Berlin Duvarı’nın yıkılışı sizin için çok belirleyici, yazar olmanızı sağlayan olay. Neden böyle? 1989’da Duvar yıkıldığında neyi yitirdiğinizi ve yazarak neyi geri alabileceğinizi düşündünüz?

Önce şunu söylemeliyim. Duvar yıkıldığında bir şey kesiliverdi. Şimdiki zaman, geçmiş zaman haline geliverdi. Çok net bir kesintiydi bu. Benim çocukluğum ve gençliğimle yetişkin hayatımı birbirinden bıçak gibi ayırdı. Bu, benim yetişkin olmaya başladığım bir dönemde meydana geldi aslında. Fakat DDR’de yaşadığım bütün tecrübelerin bir anda eskidiğini ve bir müzeye ait olduğunu düşünmeye başladım. Dolayısıyla beni bir anda çok yaşlandırdığını söyleyebilirim.

Sadece sevdiğiniz şeyleri yitirmekle ilgili bir şey değildi bu. Sevmediğiniz şeyleri de yitiriyordunuz. Fakat bunlar sevmeseniz bile tanıdığınız, bildiğiniz şeylerdi.

Duvar yıkılınca her şey değişti. Bir kere, annemle babamın kuşağının işlerinde kalmaları çok zorlaştı. Tabii, satın alabildiğiniz ürünler tamamen değişti. Gazeteler, kültürel kurumlar, o zamana dek entelektüel hayatın üzerine kurulu olduğu bütün bir kültürel gelenek değişti. Tiyatrolarda farklı insanları görüyordunuz artık, farklı oyunlar oynanıyordu, farklı kitaplar basılıyordu. Her şey değişti.

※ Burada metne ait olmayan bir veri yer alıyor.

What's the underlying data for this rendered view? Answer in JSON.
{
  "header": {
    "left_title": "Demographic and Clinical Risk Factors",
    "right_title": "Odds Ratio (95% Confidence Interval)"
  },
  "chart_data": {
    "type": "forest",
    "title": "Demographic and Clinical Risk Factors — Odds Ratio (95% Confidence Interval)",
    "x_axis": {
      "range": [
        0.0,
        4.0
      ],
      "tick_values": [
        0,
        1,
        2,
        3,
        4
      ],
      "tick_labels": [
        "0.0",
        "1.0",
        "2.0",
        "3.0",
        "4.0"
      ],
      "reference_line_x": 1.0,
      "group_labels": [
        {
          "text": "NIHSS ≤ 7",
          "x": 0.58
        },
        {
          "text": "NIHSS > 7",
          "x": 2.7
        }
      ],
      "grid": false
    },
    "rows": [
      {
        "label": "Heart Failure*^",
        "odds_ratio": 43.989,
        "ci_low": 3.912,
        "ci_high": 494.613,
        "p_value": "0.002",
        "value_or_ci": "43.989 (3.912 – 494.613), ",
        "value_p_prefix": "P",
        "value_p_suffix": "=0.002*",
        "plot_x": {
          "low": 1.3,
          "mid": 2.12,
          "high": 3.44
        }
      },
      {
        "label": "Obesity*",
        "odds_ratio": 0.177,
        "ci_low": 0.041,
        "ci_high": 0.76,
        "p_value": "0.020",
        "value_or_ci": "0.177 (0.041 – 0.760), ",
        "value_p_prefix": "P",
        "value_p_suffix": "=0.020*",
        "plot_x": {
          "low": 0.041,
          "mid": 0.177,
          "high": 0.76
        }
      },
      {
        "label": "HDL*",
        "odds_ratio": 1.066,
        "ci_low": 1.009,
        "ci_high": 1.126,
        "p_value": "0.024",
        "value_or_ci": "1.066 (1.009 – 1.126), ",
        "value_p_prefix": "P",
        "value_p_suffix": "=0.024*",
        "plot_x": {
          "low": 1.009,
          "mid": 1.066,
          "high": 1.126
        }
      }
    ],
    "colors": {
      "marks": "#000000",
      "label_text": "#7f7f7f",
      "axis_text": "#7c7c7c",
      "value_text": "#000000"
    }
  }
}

Bunun ardındaki itici güç kuşkusuz ekonomiydi. Doğu Almanya da bir pazardı elbette. Ayrıca sadece pazar da değil, eskiden Batı Almanya’nın bazı bölgelerinde iş bulamayanların şimdi ele geçirdiği bir alandı.

Bugün bile şirketlerde, üniversitelerde, kültürel kurumlarda yönetici pozisyonunda çok fazla Doğu Alman yok. Dolayısıyla birdenbire benim tecrübe etmiş olduğum o ülkeyle –ve tabii aynı zamanda karanlık yönleri de olan ülkeyle– yenisi arasında bir uçurum oluşmuştu. Tabii, artık bizim başa çıkması kolay olmayan başka zorluklarla uğraşmamız gerekiyordu.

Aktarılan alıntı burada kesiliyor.